The NEM blockchain, however, reveals that somebody — perhaps the Venezuelan government — has created a NEM address that contains 100 million “Petro”. This address holds 38,400,000 tokens — the exact amount specified as for sale during the presale.
If Maduro has already secured $735 million during the first 24 hours of the Petro presale, why does the Venezuelan government apparently control 100% of the Petro in existence? Occam’s razor dictates that no such sales have occurred.
The launch of the Petro itself was a train wreck, consisting primarily of a video depicting Venezuelan state officials in tracksuits signing documents. Investors interested in participating in the token sale are presented with a Spanish-only 14-step “Buying Guide” virtually impossible for a layperson to decipher.

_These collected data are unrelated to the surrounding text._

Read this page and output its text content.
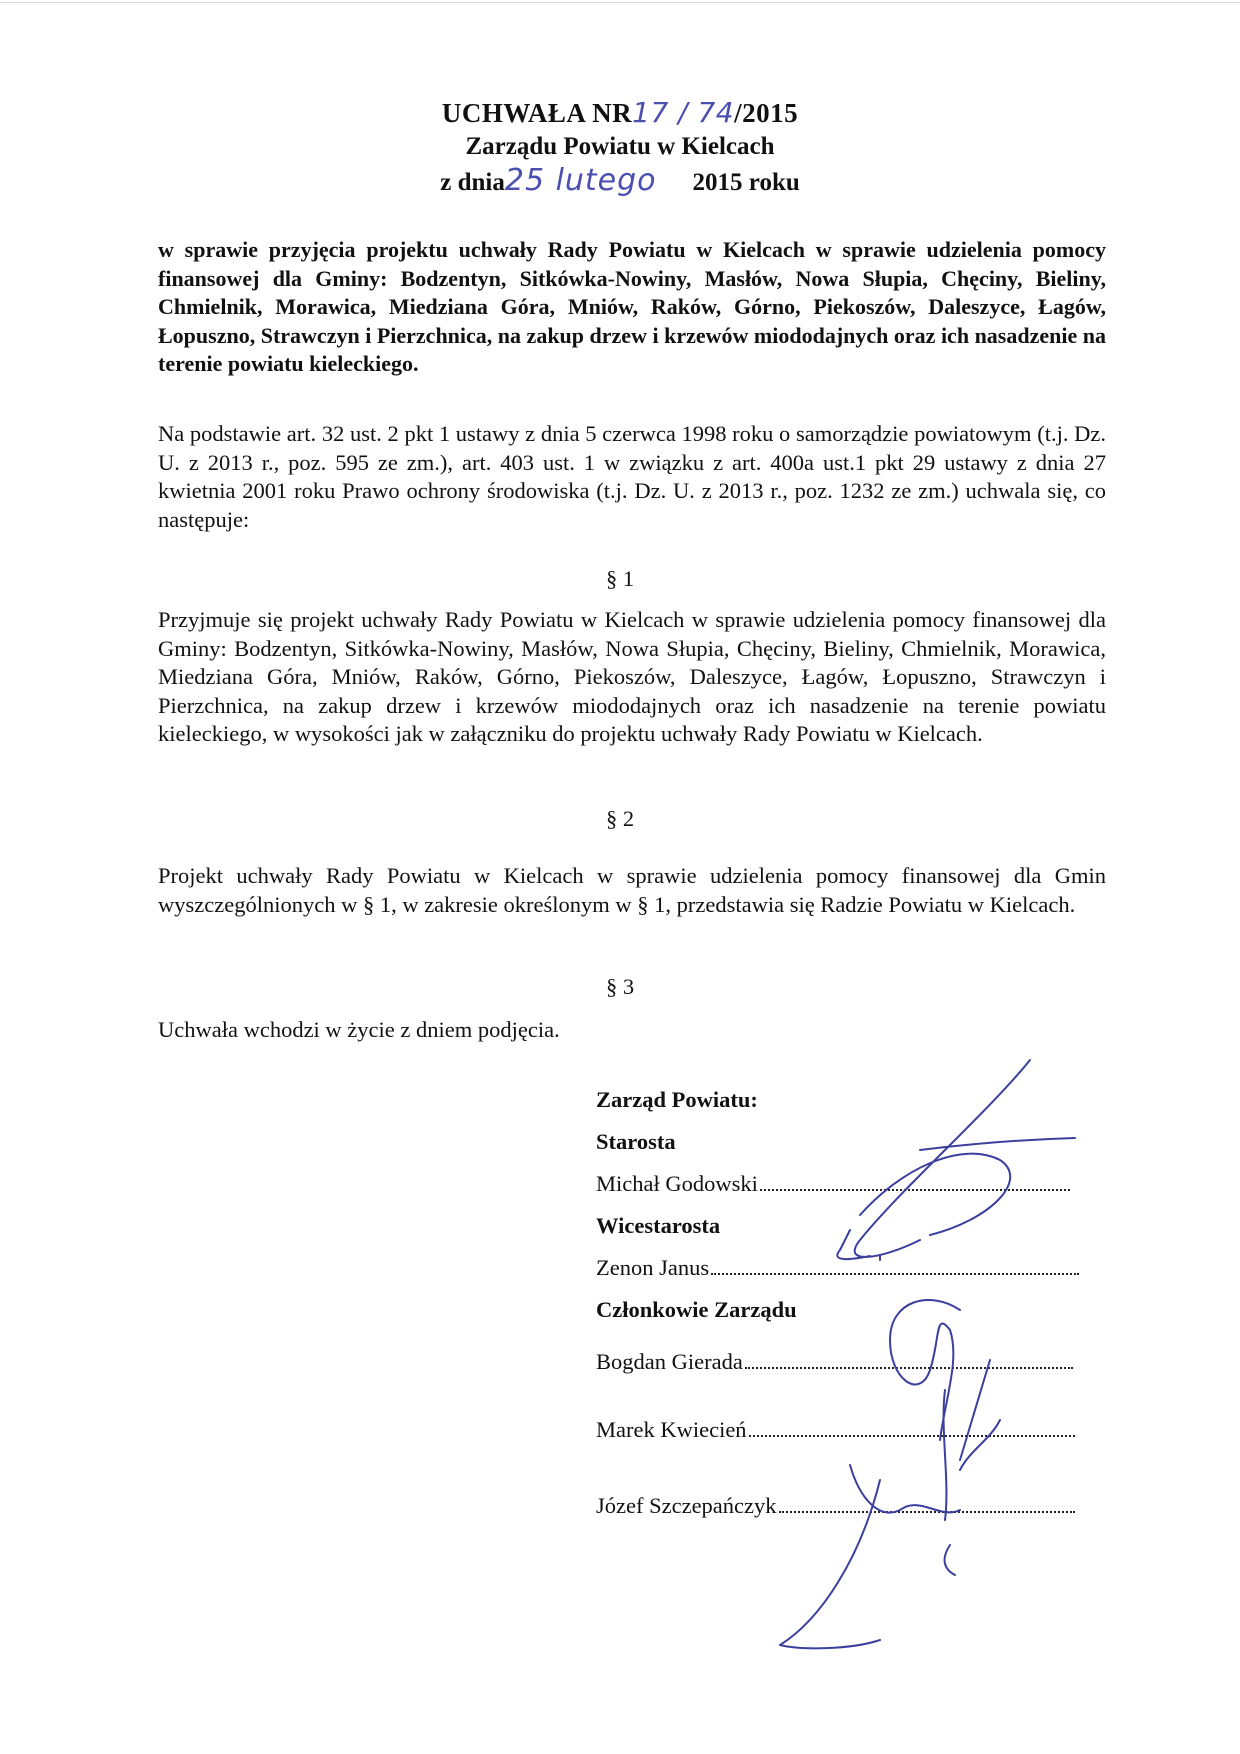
UCHWAŁA NR17 / 74/2015
Zarządu Powiatu w Kielcach
z dnia25 lutego 2015 roku
w sprawie przyjęcia projektu uchwały Rady Powiatu w Kielcach w sprawie udzielenia pomocy finansowej dla Gminy: Bodzentyn, Sitkówka-Nowiny, Masłów, Nowa Słupia, Chęciny, Bieliny, Chmielnik, Morawica, Miedziana Góra, Mniów, Raków, Górno, Piekoszów, Daleszyce, Łagów, Łopuszno, Strawczyn i Pierzchnica, na zakup drzew i krzewów miododajnych oraz ich nasadzenie na terenie powiatu kieleckiego.
Na podstawie art. 32 ust. 2 pkt 1 ustawy z dnia 5 czerwca 1998 roku o samorządzie powiatowym (t.j. Dz. U. z 2013 r., poz. 595 ze zm.), art. 403 ust. 1 w związku z art. 400a ust.1 pkt 29 ustawy z dnia 27 kwietnia 2001 roku Prawo ochrony środowiska (t.j. Dz. U. z 2013 r., poz. 1232 ze zm.) uchwala się, co następuje:
§ 1
Przyjmuje się projekt uchwały Rady Powiatu w Kielcach w sprawie udzielenia pomocy finansowej dla Gminy: Bodzentyn, Sitkówka-Nowiny, Masłów, Nowa Słupia, Chęciny, Bieliny, Chmielnik, Morawica, Miedziana Góra, Mniów, Raków, Górno, Piekoszów, Daleszyce, Łagów, Łopuszno, Strawczyn i Pierzchnica, na zakup drzew i krzewów miododajnych oraz ich nasadzenie na terenie powiatu kieleckiego, w wysokości jak w załączniku do projektu uchwały Rady Powiatu w Kielcach.
§ 2
Projekt uchwały Rady Powiatu w Kielcach w sprawie udzielenia pomocy finansowej dla Gmin wyszczególnionych w § 1, w zakresie określonym w § 1, przedstawia się Radzie Powiatu w Kielcach.
§ 3
Uchwała wchodzi w życie z dniem podjęcia.
Zarząd Powiatu:
Starosta
Michał Godowski
Wicestarosta
Zenon Janus
Członkowie Zarządu
Bogdan Gierada
Marek Kwiecień
Józef Szczepańczyk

— I✌🏾an ⚡️ #neveragain (@ivanacostarubio) February 20, 2018
Is the Petro Even Legal?
Aside from the obvious red flags displayed during the launch of the Petro, there are some very real legal issues that need to be addressed by the Venezuelan government with regards to the Petro. Venezuela’s National Assembly has recently declared the Petro as illegal, with legislator Jorge Millan condemning the cryptocurrency as a way to mortgage the nation’s oil reserves:
“This is not a cryptocurrency, this is a forward sale of Venezuelan oil, It is tailor-made for corruption.”
The US government has recently labeled Venezuela as a “national security threat,” with White House representative Josh Earnest stating that the US will proactively block Venezuelan assets:
“Venezuelan officials past and present who violate the human rights of Venezuelan citizens and engage in acts of public corruption will not be welcome here, and we now have the tools to block their assets and their use of U.S. financial systems.”

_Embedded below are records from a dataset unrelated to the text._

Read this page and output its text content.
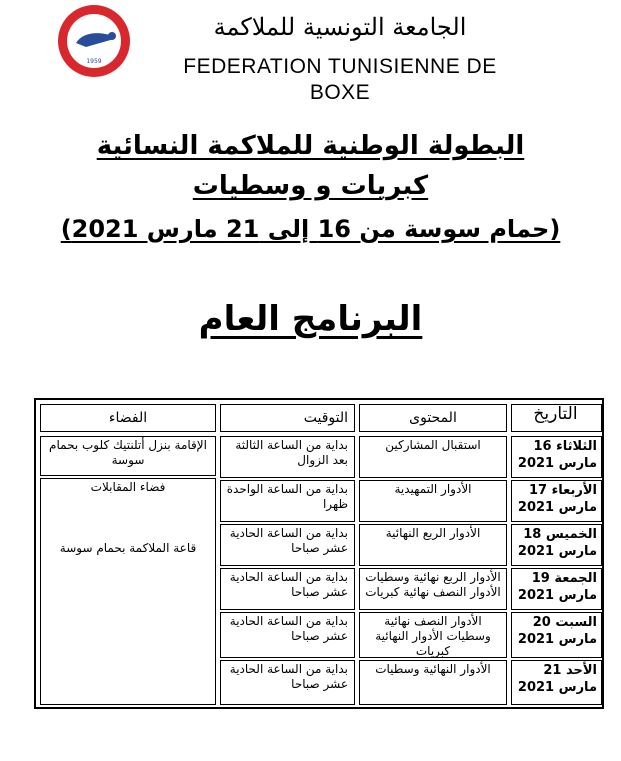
1959
الجامعة التونسية للملاكمة
FEDERATION TUNISIENNE DE BOXE
البطولة الوطنية للملاكمة النسائية
كبريات و وسطيات
(حمام سوسة من 16 إلى 21 مارس 2021)
البرنامج العام
التاريخ
الثلاثاء 16 مارس 2021
الأربعاء 17 مارس 2021
الخميس 18 مارس 2021
الجمعة 19 مارس 2021
السبت 20 مارس 2021
الأحد 21 مارس 2021
المحتوى
استقبال المشاركين
الأدوار التمهيدية
الأدوار الربع النهائية
الأدوار الربع نهائية وسطيات الأدوار النصف نهائية كبريات
الأدوار النصف نهائية وسطيات الأدوار النهائية كبريات
الأدوار النهائية وسطيات
التوقيت
بداية من الساعة الثالثة بعد الزوال
بداية من الساعة الواحدة ظهرا
بداية من الساعة الحادية عشر صباحا
بداية من الساعة الحادية عشر صباحا
بداية من الساعة الحادية عشر صباحا
بداية من الساعة الحادية عشر صباحا
الفضاء
الإقامة بنزل أتلنتيك كلوب بحمام سوسة
فضاء المقابلات
قاعة الملاكمة بحمام سوسة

The US Treasury Department has also warned potential Petro investors that participating in the crowdsale could potentially constitute a violation of US Sanctions on the nation, with a representative announcing via Reuters that purchasing Petro could incur serious legal ramifications:
The Petro digital currency would appear to be an extension of credit to the Venezuelan government … (and) could therefore expose U.S. persons to legal risk. (It) is another attempt to prop up the Maduro regime, while further looting the resources of the Venezuelan people.”
On the 21st of February, President Maduro took to state media channel VTV to announce the enforcement of “total compliance” with the launch of the Petro, ordering state-owned companies PDVSA, Pequiven and CVG to convert a percentage of their sales and purchases into Petro. State-enforced adoption does not bode well for the establishment of a decentralized currency.
The Petro Doesn’t Add Up
We’re now almost one week post-launch, and the Petro “presale” hasn’t resulted in the movement of a single token on either the Ethereum or NEM blockchain. Given the historically unreliable and dishonest nature of the current Venezuelan governmental apparatus, it’s arguable that the state is unlikely to fulfill real oil dispatch obligations when Petro tokens — if they are ever distributed — are redeemed.
If the Petro is truly meant to revitalize the Venezuelan economy and benefit the Venezuelan people, then why not airdrop the total sum of all Petro across the entire country?
Even in the best possible scenario, supporting the Petro crowdsale will yield no return, given that Petro tokens are failing to move days after launch. In the worst case, purchasing Petro will reinforce the position of a government culpable for multiple human rights violations and, for US-based investors, potentially result in serious legal trouble.
If you’re interested in supporting the development of Venezuela, there are plenty of independent aid organizations working in Venezuela that could use your help.